Tolerance, dependence, and withdrawal

– Tolerance develops to the effects of THC.

– Physical dependence does not occur.

– A withdrawal syndrome has not been defined. Many individuals stop using marijuana at will with no craving.

15.9 Tobacco

Nicotine

Mechanism of action. Nicotine mimics acetylcholine at nicotinic receptors. It also decreases the activity of the enzyme monoamine oxidase (MAO) in the brain, which increases dopamine levels.

Intoxication. Nicotine causes an alert pattern in the electroencephalogram. It decreases skeletal muscle tone, appetite, and irritability and has a mild euphorigenic effect.

Tolerance, dependence, and withdrawal

– Withdrawal is variable, but increased appetite and inability to concentrate may persist for months.

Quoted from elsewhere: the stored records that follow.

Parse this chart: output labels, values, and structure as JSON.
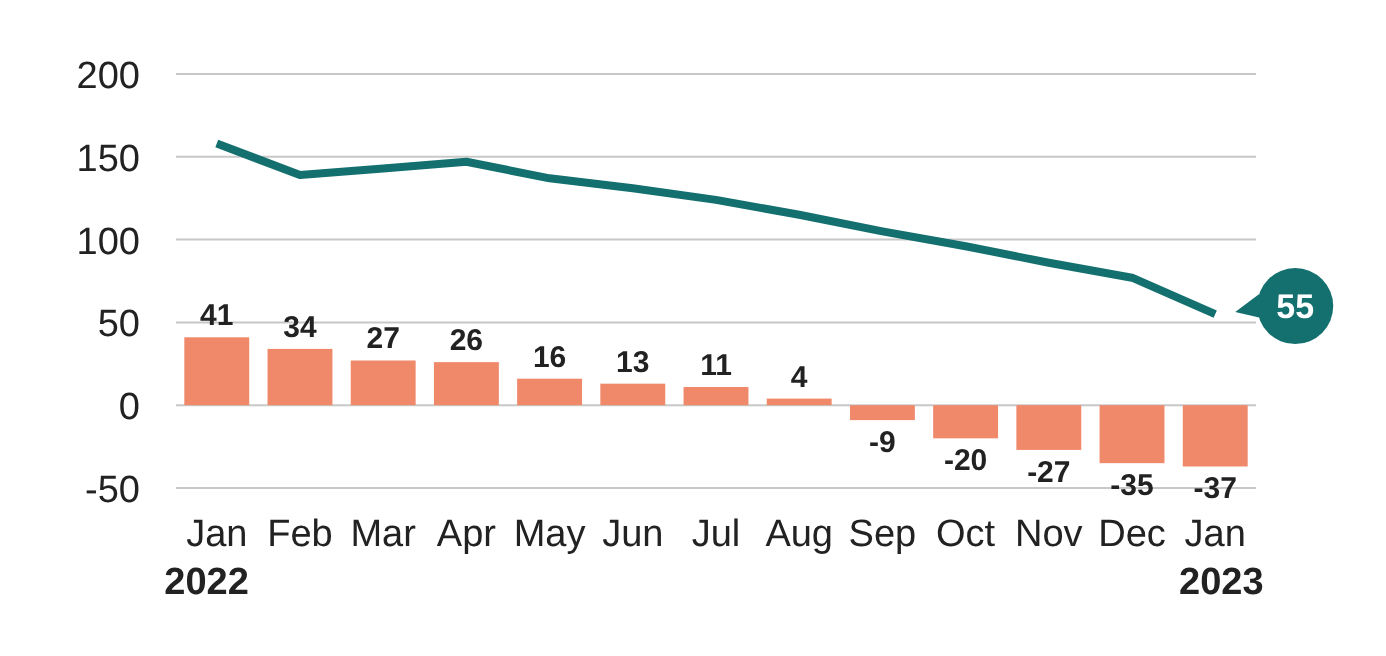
{
  "chart_data": {
    "type": "bar",
    "categories": [
      "Jan",
      "Feb",
      "Mar",
      "Apr",
      "May",
      "Jun",
      "Jul",
      "Aug",
      "Sep",
      "Oct",
      "Nov",
      "Dec",
      "Jan"
    ],
    "series": [
      {
        "color": "#f0886a",
        "values": [
          41,
          34,
          27,
          26,
          16,
          13,
          11,
          4,
          -9,
          -20,
          -27,
          -35,
          -37
        ],
        "value_labels": [
          "41",
          "34",
          "27",
          "26",
          "16",
          "13",
          "11",
          "4",
          "-9",
          "-20",
          "-27",
          "-35",
          "-37"
        ]
      },
      {
        "type": "line",
        "color": "#13706f",
        "values": [
          158,
          139,
          143,
          147,
          137,
          131,
          124,
          115,
          105,
          96,
          86,
          77,
          55
        ],
        "value_labels": [
          null,
          null,
          null,
          null,
          null,
          null,
          null,
          null,
          null,
          null,
          null,
          null,
          "55"
        ]
      }
    ],
    "ylim": [
      -50,
      200
    ],
    "yticks": [
      -50,
      0,
      50,
      100,
      150,
      200
    ],
    "grid": "y",
    "annotations": [
      "2022",
      "2023"
    ]
  }
}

Intense psychological craving to smoke persists for months to years after quitting smoking.

Treatment

– Nicotine replacement therapy: a variety of strategies are available for administering nicotine in place of smoking, including oral (gum or lozenge), transdermal (patches), and intranasal (spray).

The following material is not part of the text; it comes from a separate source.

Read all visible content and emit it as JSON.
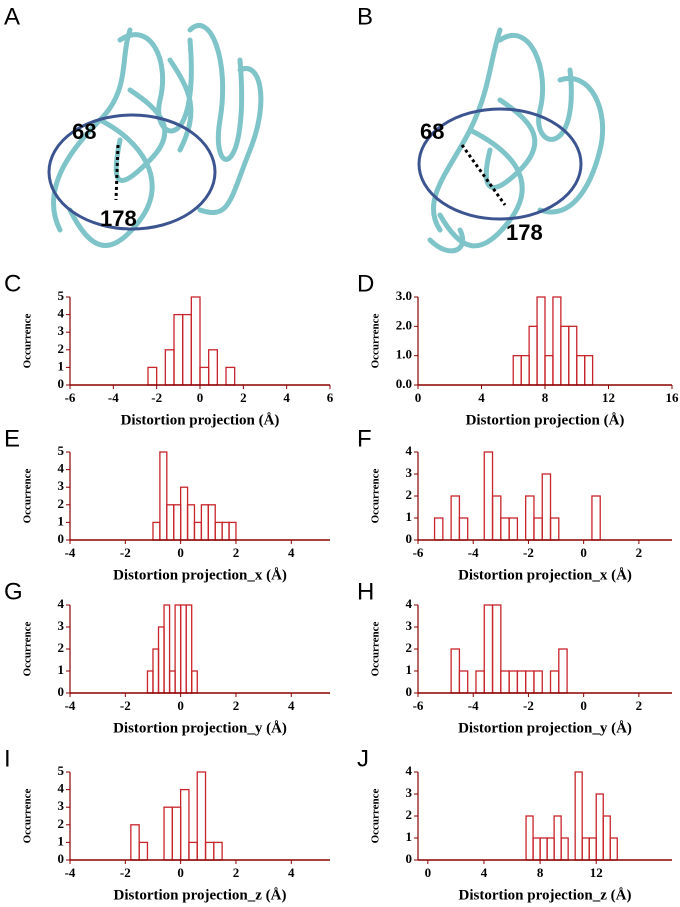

– Varenicline, a partial agonist at the α2β4 subtype of nicotinic acetylcholine receptors, stimulates the receptor to relieve cravings and withdrawal while simultaneously blocking nicotine binding, thus reducing the rewarding effect of smoking.

– Bupropion, an antidepressant drug that inhibits dopamine and norepinephrine reuptake, has some efficacy in nicotine addiction. A sustained-release formulation of bupropion is available for treatment of tobacco dependence.

15.10 Inhalants

Nitrous Oxide, Gasoline, Volatile Solvents, and Aerosols

See page 77 for a further discussion of nitrous oxide.

Intoxication

– Acute toxicity may lead to respiratory arrest and cardiac arrhythmias.

– Direct administration of aerosol propellants has resulted in laryngospasm, airway freezing, and suffocation due to an occluded airway.

– Chronic toxicity varies depending on the solvent but is characterized by irreversible tissue damage. This irreversible tissue damage means that solvent abusers are the most difficult group to rehabilitate.